Невыразимая потребность близости причиняла ему тупую боль.
Только что он думал: стоит уйти людям, находившимся в этой гостиной, и желание, пробудившееся в нем утром, осуществится, но вот теперь, оставшись со своей любовницей наедине, чувствуя лбом тепло ее рук, а щекой — сквозь платье — тепло ее тела, он вновь ощутил в себе ту же тревогу, ту же тоску по любви — любви неведомой и ускользающей.
И сейчас ему казалось, что за стенами этого дома, где-то в лесу — там они останутся совсем одни, и никого подле них не будет — его волнение уляжется, и сердце обретет покой.
— Какой вы еще ребенок! — сказала она. — Мы же видимся почти каждый день!
Он стал умолять ее найти способ поехать позавтракать с ним куда-нибудь за город, как они завтракали когда-то раз пять.
Ее удивлял этот каприз: ведь его так трудно было исполнить теперь, когда вернулась ее дочь!
Конечно, она все равно постарается это устроить, когда муж уедет в Ронсьер, но только после открытия вернисажа, которое состоится в следующую субботу.
— А до тех пор когда я увижу вас? — спросил он.
— Завтра вечером у Корбелей. Потом, если вы свободны, приходите ко мне в четверг в три часа, а еще, по-моему, в пятницу, мы должны вместе обедать у герцогини.

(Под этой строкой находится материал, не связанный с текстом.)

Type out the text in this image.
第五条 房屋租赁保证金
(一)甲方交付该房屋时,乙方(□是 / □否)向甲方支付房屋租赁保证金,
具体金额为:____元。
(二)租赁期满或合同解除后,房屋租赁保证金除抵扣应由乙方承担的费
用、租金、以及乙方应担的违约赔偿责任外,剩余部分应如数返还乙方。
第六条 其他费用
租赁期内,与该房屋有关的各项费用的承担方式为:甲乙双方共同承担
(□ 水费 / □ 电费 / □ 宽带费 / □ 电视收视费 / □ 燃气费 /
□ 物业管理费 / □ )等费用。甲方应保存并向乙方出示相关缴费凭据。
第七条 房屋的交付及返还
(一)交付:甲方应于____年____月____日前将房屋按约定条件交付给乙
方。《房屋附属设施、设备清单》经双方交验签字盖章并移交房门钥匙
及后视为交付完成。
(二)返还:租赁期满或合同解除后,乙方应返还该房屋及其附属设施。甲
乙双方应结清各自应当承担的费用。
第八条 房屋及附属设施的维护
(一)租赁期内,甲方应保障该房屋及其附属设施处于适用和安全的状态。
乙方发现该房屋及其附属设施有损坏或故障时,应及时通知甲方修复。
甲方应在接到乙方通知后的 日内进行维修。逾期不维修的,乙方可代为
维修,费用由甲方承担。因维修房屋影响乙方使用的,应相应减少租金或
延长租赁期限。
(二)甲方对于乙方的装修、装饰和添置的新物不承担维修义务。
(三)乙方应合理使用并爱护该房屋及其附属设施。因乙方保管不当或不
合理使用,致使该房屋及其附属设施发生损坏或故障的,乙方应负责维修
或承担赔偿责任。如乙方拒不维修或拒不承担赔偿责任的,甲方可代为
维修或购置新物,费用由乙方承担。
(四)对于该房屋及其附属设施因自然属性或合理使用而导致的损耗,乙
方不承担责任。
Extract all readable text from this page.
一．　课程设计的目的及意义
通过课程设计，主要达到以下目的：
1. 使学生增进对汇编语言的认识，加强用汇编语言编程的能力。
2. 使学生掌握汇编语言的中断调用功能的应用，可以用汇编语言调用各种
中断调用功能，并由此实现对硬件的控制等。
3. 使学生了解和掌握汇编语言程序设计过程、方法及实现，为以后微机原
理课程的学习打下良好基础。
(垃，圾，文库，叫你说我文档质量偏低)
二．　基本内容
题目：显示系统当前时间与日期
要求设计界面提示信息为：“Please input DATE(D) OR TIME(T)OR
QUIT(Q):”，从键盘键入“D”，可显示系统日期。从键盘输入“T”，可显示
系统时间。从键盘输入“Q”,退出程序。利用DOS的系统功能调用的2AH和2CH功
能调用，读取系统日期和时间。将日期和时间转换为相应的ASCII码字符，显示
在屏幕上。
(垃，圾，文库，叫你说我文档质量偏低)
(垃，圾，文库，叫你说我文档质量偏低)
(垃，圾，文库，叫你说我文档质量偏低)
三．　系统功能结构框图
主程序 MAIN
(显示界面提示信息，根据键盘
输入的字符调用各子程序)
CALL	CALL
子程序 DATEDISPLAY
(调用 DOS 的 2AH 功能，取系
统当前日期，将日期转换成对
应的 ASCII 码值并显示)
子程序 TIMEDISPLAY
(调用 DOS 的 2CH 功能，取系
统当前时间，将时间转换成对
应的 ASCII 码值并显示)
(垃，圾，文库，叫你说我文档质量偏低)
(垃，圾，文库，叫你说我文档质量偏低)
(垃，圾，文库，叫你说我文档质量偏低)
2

— Да, совершенно верно. Он встал.
— Прощайте!
— Прощайте, друг мой!
Он все еще стоял, не решаясь уйти: он так и не сумел выразить почти ничего из того, что хотел сказать ей, и грудь его, которая по-прежнему была полна невысказанными чувствами, теснили смутные ощущения, не нашедшие себе выхода.
— Прощайте! — повторил он, взяв ее за руки.
— Прощайте, мой друг!
— Я люблю вас.
Она бросила ему одну из тех улыбок, какими женщина в одно мгновенье показывает мужчине все, что она отдала ему.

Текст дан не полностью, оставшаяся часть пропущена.